Sunday, December 28, 2008

DB Challenge: French Yule Log

This month's challenge is brought to us by the adventurous Hilda from Saffron and Blueberry and Marion from Il en Faut Peu Pour Etre Heureux.

They have chosen a French Yule Log by Flore from Florilege Gourmand.

"SO, what is a French Yule Log and how is it different from a Buche de Noel that most people are familiar with?

In France you can buy two kinds of Yule log, either the Genoise and Buttercream type that most people are familiar with as Buche de Noel, or, what is more commonly purchased, which is a frozen Yule Log very reminiscent of an ice cream cake, only often it’s not made of ice cream but rather frozen mousse of some sort. In French this is called an entremets which is sometimes loosely translated in English as simply a cream dessert. This also means that this recipe is not holiday-specific, it is also just a scrumptious dessert recipe."

This challenge was supposed to be done as a log, but I did not have the pan and so I did mine as a round cake. The picture above, though, illustrates all the different elements that were required in this cake. I chose to make mine with a vanilla mousse to cut down on the chocolate overload and I made the dacquoise layer with coconut, which I am really glad about because it really gave it extra umph.

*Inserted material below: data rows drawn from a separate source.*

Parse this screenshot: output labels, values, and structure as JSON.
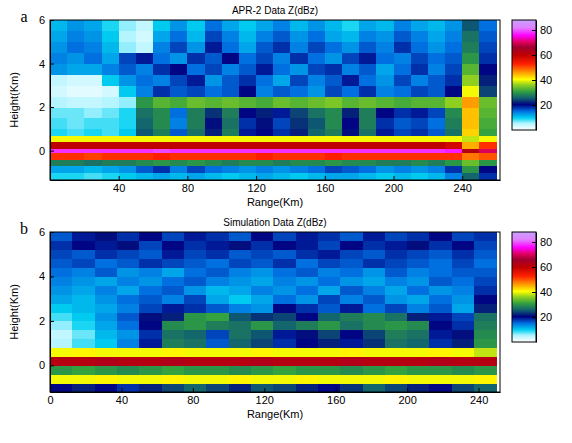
{
  "chart_data": [
    {
      "type": "heatmap",
      "panel_label": "a",
      "title": "APR-2 Data Z(dBz)",
      "xlabel": "Range(Km)",
      "ylabel": "Height(Km)",
      "xlim": [
        0,
        262
      ],
      "ylim": [
        -1.35,
        6
      ],
      "xticks": [
        40,
        80,
        120,
        160,
        200,
        240
      ],
      "yticks": [
        0,
        2,
        4,
        6
      ],
      "x_edges": [
        0,
        10,
        20,
        30,
        40,
        50,
        60,
        70,
        80,
        90,
        100,
        110,
        120,
        130,
        140,
        150,
        160,
        170,
        180,
        190,
        200,
        210,
        220,
        230,
        240,
        250,
        260
      ],
      "y_edges": [
        -1.35,
        -1,
        -0.7,
        -0.4,
        -0.1,
        0.1,
        0.4,
        0.7,
        1,
        1.5,
        2,
        2.5,
        3,
        3.5,
        4,
        4.5,
        5,
        5.5,
        6
      ],
      "z": [
        [
          9,
          9,
          8,
          9,
          10,
          11,
          12,
          11,
          12,
          11,
          10,
          11,
          12,
          11,
          10,
          11,
          12,
          12,
          11,
          10,
          11,
          10,
          11,
          14,
          26,
          18
        ],
        [
          12,
          12,
          11,
          12,
          13,
          16,
          18,
          14,
          17,
          15,
          14,
          13,
          14,
          13,
          14,
          15,
          17,
          16,
          15,
          13,
          14,
          13,
          14,
          18,
          30,
          20
        ],
        [
          28,
          28,
          27,
          28,
          28,
          29,
          30,
          29,
          30,
          29,
          28,
          29,
          29,
          28,
          29,
          29,
          30,
          29,
          29,
          28,
          28,
          29,
          28,
          30,
          34,
          30
        ],
        [
          52,
          52,
          51,
          52,
          52,
          52,
          53,
          52,
          52,
          52,
          52,
          52,
          53,
          52,
          52,
          52,
          53,
          52,
          52,
          52,
          52,
          52,
          52,
          52,
          48,
          50
        ],
        [
          78,
          78,
          78,
          78,
          78,
          78,
          79,
          78,
          78,
          78,
          78,
          78,
          78,
          78,
          78,
          78,
          78,
          78,
          78,
          78,
          78,
          78,
          78,
          77,
          62,
          70
        ],
        [
          60,
          60,
          60,
          60,
          60,
          60,
          60,
          60,
          60,
          60,
          60,
          60,
          60,
          60,
          60,
          60,
          60,
          60,
          60,
          60,
          60,
          60,
          60,
          58,
          45,
          52
        ],
        [
          40,
          40,
          40,
          40,
          40,
          40,
          40,
          40,
          40,
          40,
          40,
          40,
          40,
          40,
          40,
          40,
          40,
          40,
          40,
          40,
          40,
          40,
          40,
          40,
          38,
          40
        ],
        [
          9,
          8,
          9,
          8,
          10,
          25,
          28,
          16,
          27,
          22,
          28,
          19,
          20,
          18,
          22,
          26,
          28,
          21,
          27,
          19,
          17,
          18,
          16,
          27,
          43,
          31
        ],
        [
          8,
          7,
          8,
          8,
          9,
          26,
          29,
          14,
          28,
          21,
          27,
          18,
          21,
          17,
          23,
          25,
          29,
          20,
          28,
          18,
          16,
          17,
          15,
          28,
          44,
          32
        ],
        [
          7,
          7,
          6,
          7,
          9,
          27,
          29,
          15,
          28,
          23,
          28,
          20,
          22,
          19,
          24,
          27,
          29,
          22,
          28,
          20,
          18,
          19,
          17,
          29,
          44,
          33
        ],
        [
          5,
          4,
          4,
          5,
          6,
          30,
          33,
          32,
          34,
          33,
          34,
          33,
          32,
          34,
          33,
          34,
          35,
          33,
          34,
          33,
          32,
          33,
          33,
          36,
          46,
          34
        ],
        [
          3,
          2,
          2,
          3,
          10,
          14,
          18,
          16,
          17,
          15,
          16,
          20,
          14,
          16,
          15,
          13,
          17,
          15,
          18,
          14,
          15,
          17,
          16,
          20,
          40,
          24
        ],
        [
          4,
          3,
          3,
          10,
          13,
          15,
          14,
          17,
          19,
          13,
          16,
          18,
          15,
          12,
          17,
          14,
          16,
          19,
          15,
          13,
          17,
          14,
          16,
          18,
          36,
          22
        ],
        [
          13,
          12,
          12,
          14,
          16,
          14,
          18,
          20,
          15,
          17,
          14,
          16,
          19,
          15,
          13,
          17,
          18,
          14,
          16,
          12,
          15,
          18,
          14,
          17,
          33,
          20
        ],
        [
          14,
          13,
          15,
          12,
          17,
          19,
          15,
          13,
          18,
          16,
          20,
          15,
          17,
          14,
          18,
          15,
          13,
          17,
          19,
          15,
          14,
          17,
          15,
          16,
          30,
          18
        ],
        [
          13,
          15,
          14,
          11,
          6,
          4,
          14,
          17,
          13,
          19,
          15,
          12,
          16,
          18,
          14,
          17,
          15,
          13,
          16,
          14,
          18,
          15,
          13,
          15,
          28,
          17
        ],
        [
          12,
          14,
          13,
          10,
          5,
          3,
          12,
          15,
          11,
          17,
          14,
          11,
          14,
          16,
          13,
          15,
          12,
          11,
          14,
          13,
          16,
          14,
          12,
          14,
          27,
          16
        ],
        [
          11,
          13,
          12,
          9,
          6,
          4,
          10,
          13,
          10,
          15,
          12,
          10,
          12,
          14,
          11,
          13,
          11,
          9,
          12,
          11,
          14,
          12,
          11,
          13,
          25,
          15
        ]
      ],
      "colorbar": {
        "range": [
          0,
          88
        ],
        "ticks": [
          20,
          40,
          60,
          80
        ]
      }
    },
    {
      "type": "heatmap",
      "panel_label": "b",
      "title": "Simulation Data Z(dBz)",
      "xlabel": "Range(Km)",
      "ylabel": "Height(Km)",
      "xlim": [
        0,
        252
      ],
      "ylim": [
        -1.2,
        6
      ],
      "xticks": [
        0,
        40,
        80,
        120,
        160,
        200,
        240
      ],
      "yticks": [
        0,
        2,
        4,
        6
      ],
      "x_edges": [
        0,
        12.5,
        25,
        37.5,
        50,
        62.5,
        75,
        87.5,
        100,
        112.5,
        125,
        137.5,
        150,
        162.5,
        175,
        187.5,
        200,
        212.5,
        225,
        237.5,
        250
      ],
      "y_edges": [
        -1.2,
        -0.8,
        -0.4,
        0,
        0.4,
        0.8,
        1.2,
        1.6,
        2,
        2.4,
        2.8,
        3.2,
        3.6,
        4,
        4.4,
        4.8,
        5.2,
        5.6,
        6
      ],
      "z": [
        [
          20,
          22,
          20,
          18,
          22,
          24,
          26,
          24,
          22,
          25,
          24,
          22,
          20,
          23,
          26,
          24,
          22,
          20,
          24,
          26
        ],
        [
          40,
          40,
          41,
          40,
          40,
          41,
          40,
          40,
          41,
          40,
          40,
          41,
          40,
          40,
          40,
          41,
          40,
          40,
          40,
          41
        ],
        [
          30,
          31,
          30,
          29,
          30,
          31,
          30,
          30,
          29,
          30,
          31,
          30,
          30,
          29,
          30,
          31,
          30,
          30,
          29,
          30
        ],
        [
          62,
          62,
          63,
          62,
          62,
          63,
          62,
          62,
          62,
          63,
          62,
          62,
          62,
          63,
          62,
          62,
          62,
          63,
          62,
          62
        ],
        [
          40,
          41,
          40,
          40,
          40,
          41,
          40,
          40,
          40,
          41,
          40,
          40,
          40,
          41,
          40,
          40,
          40,
          41,
          40,
          38
        ],
        [
          5,
          8,
          10,
          14,
          19,
          28,
          27,
          16,
          26,
          24,
          18,
          20,
          22,
          19,
          23,
          27,
          26,
          18,
          22,
          30
        ],
        [
          4,
          7,
          11,
          13,
          18,
          27,
          26,
          17,
          27,
          25,
          19,
          21,
          24,
          20,
          24,
          28,
          27,
          19,
          21,
          29
        ],
        [
          6,
          9,
          12,
          15,
          20,
          29,
          30,
          28,
          27,
          30,
          26,
          28,
          30,
          27,
          29,
          30,
          29,
          20,
          18,
          28
        ],
        [
          8,
          10,
          13,
          16,
          21,
          22,
          30,
          31,
          25,
          23,
          24,
          20,
          26,
          28,
          29,
          27,
          22,
          19,
          17,
          27
        ],
        [
          10,
          11,
          12,
          14,
          17,
          19,
          18,
          16,
          14,
          13,
          20,
          18,
          16,
          19,
          15,
          17,
          14,
          16,
          12,
          22
        ],
        [
          12,
          11,
          13,
          15,
          16,
          14,
          17,
          12,
          10,
          12,
          15,
          13,
          17,
          14,
          16,
          13,
          12,
          15,
          13,
          20
        ],
        [
          13,
          12,
          14,
          12,
          15,
          16,
          13,
          11,
          12,
          14,
          13,
          15,
          12,
          16,
          14,
          12,
          15,
          13,
          14,
          18
        ],
        [
          14,
          13,
          12,
          14,
          13,
          15,
          16,
          14,
          13,
          12,
          14,
          13,
          15,
          13,
          12,
          14,
          13,
          16,
          15,
          17
        ],
        [
          15,
          14,
          16,
          13,
          14,
          12,
          15,
          16,
          14,
          13,
          15,
          16,
          14,
          15,
          13,
          16,
          14,
          15,
          16,
          16
        ],
        [
          16,
          17,
          15,
          16,
          18,
          17,
          16,
          15,
          17,
          16,
          18,
          15,
          17,
          16,
          18,
          17,
          16,
          15,
          17,
          15
        ],
        [
          17,
          16,
          18,
          17,
          16,
          19,
          17,
          18,
          16,
          17,
          16,
          18,
          19,
          17,
          16,
          18,
          17,
          16,
          18,
          16
        ],
        [
          18,
          20,
          19,
          21,
          17,
          20,
          18,
          19,
          21,
          18,
          20,
          19,
          17,
          20,
          18,
          19,
          21,
          18,
          20,
          17
        ],
        [
          16,
          19,
          21,
          18,
          20,
          17,
          19,
          18,
          16,
          20,
          17,
          19,
          18,
          16,
          19,
          17,
          18,
          20,
          17,
          18
        ]
      ],
      "colorbar": {
        "range": [
          0,
          88
        ],
        "ticks": [
          20,
          40,
          60,
          80
        ]
      }
    }
  ]
}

I took the cake to my BFF's. They were having a combo birthday for her father (70) and brother-in-law (40), thus the 'Happy Birthday'. It was also my first time playing with gold leaf. Since I wasn't too happy with the gold leaf I kinda wished I had left it off. But people commented on the extra touch. The chocolate cookies I used to ring the outside were some wafer cookies that I had received from a gift exchange. Because my sides were uneven they seemed the perfect solution to tidy up the whole cake and embellish it at the same time.

Here I show you my coconut dacquoise layer which is made with almond flour and egg whites. It's like a meringue.

This is the praline feuillette. Basically you bake a gavotte which is a crispy, flaky pastry. You crush this up. Then I grated up some of my leftover hazelnut praline from a few months ago. Take both these and mix them with melted chocolate and then press into a wafer.

Here you can see the interior of my dessert.

The good and the bad of this recipe? First, I don't think I will make it again. It wasn't hard overall, but it still took two days with all the different elements. Plus, I wasn't all that impressed with it. It was just OK. I chose a vanilla mousse to cut down on the chocolate, but the recipe given to us was really thick and clumpy and not my idea of 'mousse'. My praline feuillete was too thick and difficult to cut through. I had never used gelatin before and the instructions in the recipes were very unclear on just how much water to use to soften it. And I would just make a ganache as the final icing instead of the icing recipes that were given to us.

Still, everyone oo'ed and ahh'ed over it when it came out and were excited to try it. Compliments were nice enough as well, but it boils down to how did I feel about it... Just OK.